|Image by kind permission of KecMec|
Gymnastics is another of the sports that generally present a photographer with the challenges of limited light, fast-moving subjects and limited camera positions. Since events take place in large indoor locations illuminated by a variety of lights, a photographer is inevitably restricted to wide apertures and high ISO settings in order to achieve sufficiently fast shutter speeds. In most cases it necessary to use an ISO setting in the 2,000 - 6,400 range to make possible a shutter speed of at least 1/500 sec. The speed chosen obviously depends upon the type of shot planned and the speed and direction of the movement involved. A somersaulting beam worker can be frozen only with a very fast shutter speed such as 1/2,000 or 1/4,000 sec whereas a picture of the type seen here might be frozen with a slower speed - perhaps 1/500 sec.
Understanding the gymnastic routines helps a photographer to plan shots and capture the peak of the action. Focus can be acquired as the gymnast prepares for a particular part of his or her routine. It is then a matter of anticipating the peak of the action and pressing the shutter typically 250 milliseconds before it occurs - easy! Use the Human Reaction Time Tester to get an idea of the speed of your own shutter finger.

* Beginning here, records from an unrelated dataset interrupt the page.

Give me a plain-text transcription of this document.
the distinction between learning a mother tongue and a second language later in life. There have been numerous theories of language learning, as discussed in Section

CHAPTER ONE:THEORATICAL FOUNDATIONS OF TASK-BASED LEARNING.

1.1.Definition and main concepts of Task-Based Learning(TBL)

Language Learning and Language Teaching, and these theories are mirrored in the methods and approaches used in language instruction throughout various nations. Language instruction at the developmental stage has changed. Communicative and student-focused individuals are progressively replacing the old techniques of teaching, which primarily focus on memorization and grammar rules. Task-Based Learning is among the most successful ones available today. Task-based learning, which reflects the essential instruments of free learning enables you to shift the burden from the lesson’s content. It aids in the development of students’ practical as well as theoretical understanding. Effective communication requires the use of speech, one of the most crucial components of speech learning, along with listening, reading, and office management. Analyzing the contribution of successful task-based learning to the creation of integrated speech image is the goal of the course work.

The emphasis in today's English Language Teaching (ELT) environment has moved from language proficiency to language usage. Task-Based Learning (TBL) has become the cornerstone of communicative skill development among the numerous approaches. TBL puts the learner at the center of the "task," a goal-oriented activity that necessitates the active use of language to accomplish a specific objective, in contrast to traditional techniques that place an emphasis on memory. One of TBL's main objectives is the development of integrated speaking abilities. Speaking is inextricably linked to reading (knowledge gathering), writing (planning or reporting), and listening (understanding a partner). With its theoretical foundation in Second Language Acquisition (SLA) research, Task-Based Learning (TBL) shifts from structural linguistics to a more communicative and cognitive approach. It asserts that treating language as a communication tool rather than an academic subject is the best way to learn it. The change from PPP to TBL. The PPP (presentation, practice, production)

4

Limitations placed upon the photographer's location imply not only restricted angles of view but also little or no choice of background. In the shot shown here the photographer has been able to find a featureless plain black background which focuses all a viewer's attention on the gymnast, but this is the exception rather than the general rule. Unless a photographer has privileged access via press pass or something similar, the action is likely to be more remote, seen from a higher angle and against a cluttered background perhaps featuring spectators or advertising banners. It is then much more difficult to achieve simple and effective compositions.